Feed Bans and Food Safety Today
The regulations that ended the BSE epidemic remain in place and form multiple layers of protection. In the United States, the FDA bans the use of high-risk cattle material in feed for all animal species, not just cattle. Specifically, the following are prohibited from entering any animal feed: the entire carcass of any BSE-positive animal, brains and spinal cords from cattle 30 months of age and older, the carcass of any cow that wasn’t inspected and passed for human consumption (unless the animal is under 30 months old or the brain and spinal cord have been fully removed), and certain tallow products derived from these materials.
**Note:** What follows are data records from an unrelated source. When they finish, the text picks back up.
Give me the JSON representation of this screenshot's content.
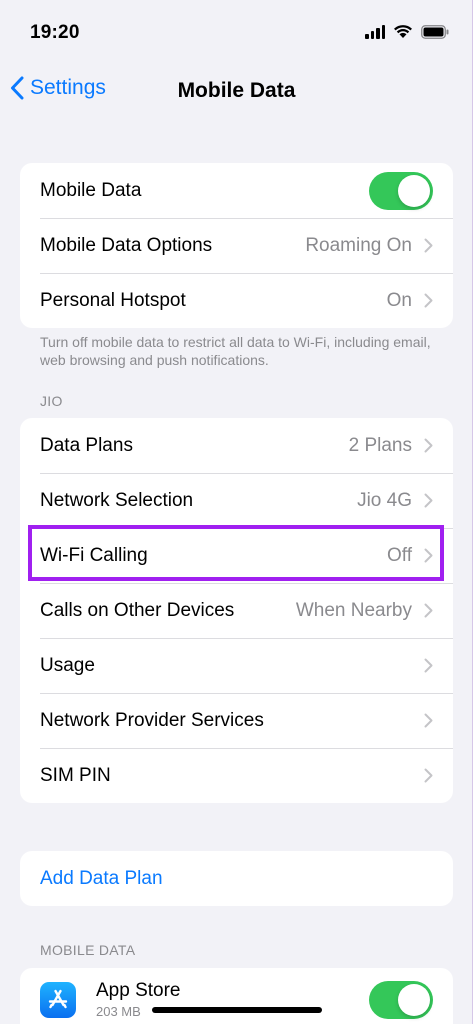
{
  "status_bar": {
    "time": "19:20",
    "icons": [
      "signal-icon",
      "wifi-icon",
      "battery-icon"
    ]
  },
  "nav": {
    "back_label": "Settings",
    "title": "Mobile Data"
  },
  "group_main": {
    "rows": [
      {
        "label": "Mobile Data",
        "toggle": true
      },
      {
        "label": "Mobile Data Options",
        "value": "Roaming On"
      },
      {
        "label": "Personal Hotspot",
        "value": "On"
      }
    ],
    "footer": "Turn off mobile data to restrict all data to Wi-Fi, including email, web browsing and push notifications."
  },
  "group_carrier": {
    "header": "JIO",
    "rows": [
      {
        "label": "Data Plans",
        "value": "2 Plans"
      },
      {
        "label": "Network Selection",
        "value": "Jio 4G"
      },
      {
        "label": "Wi-Fi Calling",
        "value": "Off",
        "highlighted": true
      },
      {
        "label": "Calls on Other Devices",
        "value": "When Nearby"
      },
      {
        "label": "Usage",
        "value": ""
      },
      {
        "label": "Network Provider Services",
        "value": ""
      },
      {
        "label": "SIM PIN",
        "value": ""
      }
    ]
  },
  "group_add": {
    "link_label": "Add Data Plan"
  },
  "group_apps": {
    "header": "MOBILE DATA",
    "apps": [
      {
        "name": "App Store",
        "size": "203 MB",
        "toggle": true
      }
    ]
  },
  "colors": {
    "accent": "#0a7aff",
    "toggle_on": "#34c759",
    "highlight": "#a020f0",
    "background": "#f2f2f7",
    "secondary_text": "#8a8a8e"
  }
}
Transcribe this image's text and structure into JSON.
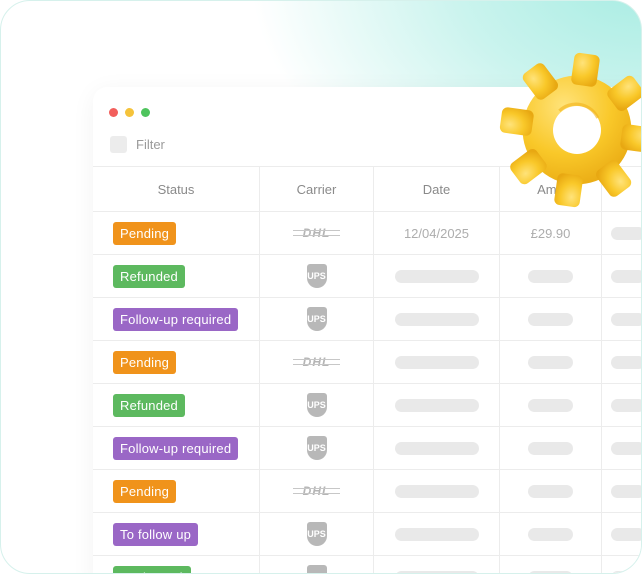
{
  "window_controls": [
    "close",
    "minimize",
    "maximize"
  ],
  "filter": {
    "label": "Filter"
  },
  "table": {
    "headers": {
      "status": "Status",
      "carrier": "Carrier",
      "date": "Date",
      "amount": "Amo"
    },
    "rows": [
      {
        "status": "Pending",
        "status_color": "#f0931b",
        "carrier": "DHL",
        "date": "12/04/2025",
        "amount": "£29.90"
      },
      {
        "status": "Refunded",
        "status_color": "#5db95f",
        "carrier": "UPS",
        "date": "",
        "amount": ""
      },
      {
        "status": "Follow-up required",
        "status_color": "#9a67c6",
        "carrier": "UPS",
        "date": "",
        "amount": ""
      },
      {
        "status": "Pending",
        "status_color": "#f0931b",
        "carrier": "DHL",
        "date": "",
        "amount": ""
      },
      {
        "status": "Refunded",
        "status_color": "#5db95f",
        "carrier": "UPS",
        "date": "",
        "amount": ""
      },
      {
        "status": "Follow-up required",
        "status_color": "#9a67c6",
        "carrier": "UPS",
        "date": "",
        "amount": ""
      },
      {
        "status": "Pending",
        "status_color": "#f0931b",
        "carrier": "DHL",
        "date": "",
        "amount": ""
      },
      {
        "status": "To follow up",
        "status_color": "#9a67c6",
        "carrier": "UPS",
        "date": "",
        "amount": ""
      },
      {
        "status": "remboursé",
        "status_color": "#5db95f",
        "carrier": "UPS",
        "date": "",
        "amount": ""
      }
    ]
  },
  "colors": {
    "dot_red": "#f25f5c",
    "dot_yellow": "#f5c33b",
    "dot_green": "#4ec45d",
    "gear": "#f9c829",
    "background_tint": "#a6ece2"
  },
  "decoration": {
    "icon": "gear-icon"
  }
}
Slaughter facilities are required to remove the brain and spinal cord from any animal over 30 months of age, with no allowance for residual tissue. Renderers must maintain documented procedures showing how they separate or remove these high-risk materials. Tallow used in cattle feed must contain no more than 0.15 percent insoluble impurities, a threshold designed to ensure that no nervous tissue fragments slip through.
These rules, combined with active surveillance programs that test cattle for BSE at slaughter, have made the food supply significantly safer. The number of BSE cases in cattle worldwide has dropped from tens of thousands per year in the 1990s to near zero. The risk of contracting vCJD from commercially sold beef in countries with modern feed bans is considered extremely low.